One expedition in the Revenue Cutter Corwin, searched for us fruitlessly off Wrangel Land but not daring to enter the ice, found no trace. A second expedition, in the U.S.S. Alliance, thinking perhaps we might have drifted east over North America and come out beyond Greenland into the Atlantic, searched during the whole summer the fringe of the polar pack around Spitzbergen, getting in open water as far as 82° North, five degrees higher than we in the Jeannette were ever carried by the pack before it crushed us.

But neither expedition found the slightest sign of us, and more alarmed than ever, an international search was being organized by our Navy, with the help of England, Russia, and Sweden for the summer of 1882. In the midst of these preparations in late December, 1881, from far up in the Arctic Circle, my first brief telegram from Bulun at last reached Irkutsk and flashed out over the wires to an astonished world, ending the mystery of the Jeannette’s disappearance, bringing joy to some whose friends had definitely escaped; blank despair to others whose lives were bound up with poor Chipp and his lost boat’s crew; and a terrible state of mingled fear and hope, not to be resolved for unknown months yet, to Emma De Long and the families of those men still with her husband. I felt that they were dead, but I did not know it, and dared not say so. I could only announce them as having landed safely, but yet unfound. My heart ached for Emma De Long, half the globe away from me, clinging to her daughter, praying that her husband might yet be alive, tortured by the long drawn out fear of waiting for word from Siberia, dreading each knock at the door as announcing the messenger bringing definitely the black news of his death, and all the while with her imagination able to dwell only on the agonies which her husband had undergone, and if by some miracle (for which she prayed) he still were living among those Arctic wastes, he must yet be suffering.

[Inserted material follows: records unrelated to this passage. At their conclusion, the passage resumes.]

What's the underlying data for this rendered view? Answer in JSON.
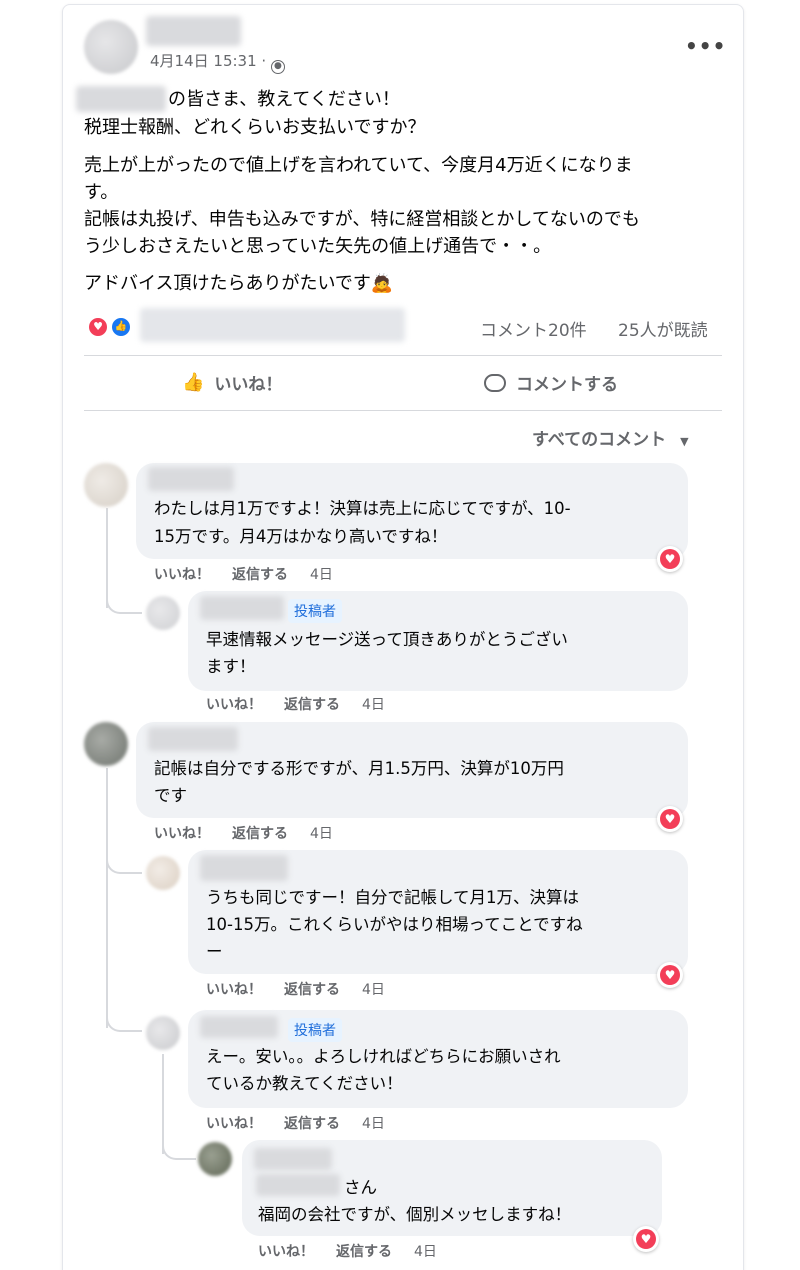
{
  "post": {
    "timestamp": "4月14日 15:31 ·",
    "group_suffix": "の皆さま、教えてください！",
    "lines": [
      "税理士報酬、どれくらいお支払いですか？",
      "売上が上がったので値上げを言われていて、今度月4万近くになりま",
      "す。",
      "記帳は丸投げ、申告も込みですが、特に経営相談とかしてないのでも",
      "う少しおさえたいと思っていた矢先の値上げ通告で・・。",
      "アドバイス頂けたらありがたいです"
    ],
    "emoji": "🙇",
    "comment_count": "コメント20件",
    "seen_count": "25人が既読"
  },
  "buttons": {
    "like": "いいね！",
    "comment": "コメントする"
  },
  "filter": {
    "label": "すべてのコメント"
  },
  "comments": [
    {
      "lines": [
        "わたしは月1万ですよ！決算は売上に応じてですが、10-",
        "15万です。月4万はかなり高いですね！"
      ],
      "like": "いいね！",
      "reply": "返信する",
      "date": "4日"
    },
    {
      "badge": "投稿者",
      "lines": [
        "早速情報メッセージ送って頂きありがとうござい",
        "ます！"
      ],
      "like": "いいね！",
      "reply": "返信する",
      "date": "4日"
    },
    {
      "lines": [
        "記帳は自分でする形ですが、月1.5万円、決算が10万円",
        "です"
      ],
      "like": "いいね！",
      "reply": "返信する",
      "date": "4日"
    },
    {
      "lines": [
        "うちも同じですー！自分で記帳して月1万、決算は",
        "10-15万。これくらいがやはり相場ってことですね",
        "ー"
      ],
      "like": "いいね！",
      "reply": "返信する",
      "date": "4日"
    },
    {
      "badge": "投稿者",
      "lines": [
        "えー。安い。。よろしければどちらにお願いされ",
        "ているか教えてください！"
      ],
      "like": "いいね！",
      "reply": "返信する",
      "date": "4日"
    },
    {
      "mention_suffix": "さん",
      "lines": [
        "福岡の会社ですが、個別メッセしますね！"
      ],
      "like": "いいね！",
      "reply": "返信する",
      "date": "4日"
    }
  ],
  "icons": {
    "more": "more-dots-icon",
    "privacy": "group-icon",
    "reaction_love": "heart-icon",
    "reaction_like": "thumb-icon",
    "like_button": "thumbs-up-icon",
    "comment_button": "speech-bubble-icon",
    "dropdown": "caret-down-icon"
  },
  "colors": {
    "love": "#f33e58",
    "like": "#1877f2",
    "bubble": "#f0f2f5",
    "meta": "#65676b",
    "badge_text": "#216fdb",
    "badge_bg": "#e7f3ff"
  }
}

I received carte blanche from Washington for funds to pursue the search; from St. Petersburg, I was assured all the resources of Russia were at my command. But Washington and St. Petersburg were far away from the trackless delta where I must pursue my search, and carte blanche telegrams helped me little. A few dogs, a few interpreters, a supply of dried fish sold under compulsion by natives who could ill afford to spare them, was the total extent of the assistance I could use and get delivered to distant Bulun up in the Arctic Circle, fifteen hundred long miles away from civilization and the telegraph wires at Irkutsk, when in late February with practically all the fish in the Lena Delta in my possession and the poor Yakuts face to face with famine, I resumed my search.

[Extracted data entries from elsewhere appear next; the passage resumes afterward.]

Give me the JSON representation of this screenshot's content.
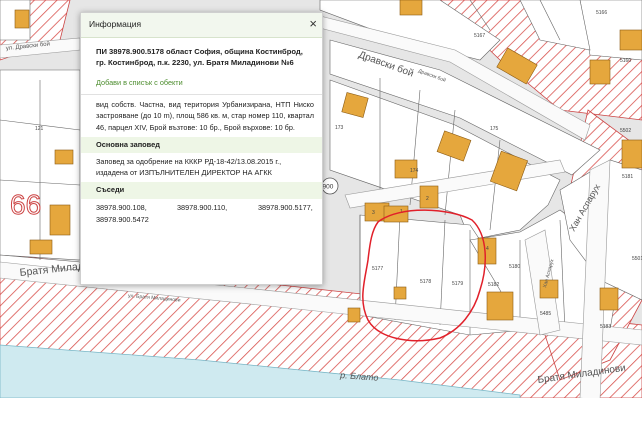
{
  "map": {
    "street_labels": {
      "dravski_boy_upper_left": "ул. Дравски бой",
      "dravski_boy": "Дравски бой",
      "dravski_boy_small": "Дравски бой",
      "bratya_miladinovi_left": "Братя Миладинови",
      "bratya_miladinovi_small": "ул. Братя Миладинови",
      "bratya_miladinovi_right": "Братя Миладинови",
      "han_asparuh": "Хан Аспарух",
      "han_asparuh_small": "Хан Аспарух",
      "river": "р. Блато"
    },
    "district_number": "66",
    "parcel_numbers": [
      "5177",
      "5178",
      "5179",
      "5180",
      "5182",
      "5183",
      "5160",
      "5167",
      "5166",
      "5181",
      "5485",
      "5501",
      "5502"
    ],
    "building_numbers": [
      "121",
      "173",
      "174",
      "175",
      "3",
      "1",
      "2",
      "4"
    ],
    "road_marker": "900"
  },
  "popup": {
    "title": "Информация",
    "close_symbol": "×",
    "parcel_heading": "ПИ 38978.900.5178 област София, община Костинброд, гр. Костинброд, п.к. 2230, ул. Братя Миладинови №6",
    "add_to_list_link": "Добави в списък с обекти",
    "description": "вид собств. Частна, вид територия Урбанизирана, НТП Ниско застрояване (до 10 m), площ 586 кв. м, стар номер 110, квартал 46, парцел XIV, Брой възтове: 10 бр., Брой върхове: 10 бр.",
    "order_section_title": "Основна заповед",
    "order_text": "Заповед за одобрение на КККР РД-18-42/13.08.2015 г., издадена от ИЗПЪЛНИТЕЛЕН ДИРЕКТОР НА АГКК",
    "neighbors_section_title": "Съседи",
    "neighbors": [
      "38978.900.108,",
      "38978.900.110,",
      "38978.900.5177,",
      "38978.900.5472"
    ]
  },
  "colors": {
    "building_fill": "#e5a73d",
    "building_stroke": "#8a5a13",
    "hatch_red": "#d9534f",
    "annotation_red": "#e1202a",
    "road_fill": "#fafafa",
    "map_background": "#e6e6e6",
    "popup_header": "#f2f7ee",
    "link_green": "#4b8c2c"
  }
}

Dividing my forces, I sent Bartlett and an interpreter to cover the eastern branches of the Lena, while with Nindemann to guide me, I started again to search the western branches myself.

I had seven dog teams hauling fish, having practically stripped Jamaveloch and every Lena village of its entire supply. Delayed considerably still by fierce snow storms, we went north from Ku Mark Surk into the delta, but it took two weeks for the straining dogs to drag our stores along to where the Lena started branching widely at Cass Carta, and many a burdened dog froze to death in the drifts before he got there. At Cass Carta at last, I reorganized my remaining teams and on March 12, still in the midst of-winter weather, sent Bartlett east, and with Nindemann, began myself the search of western rivers.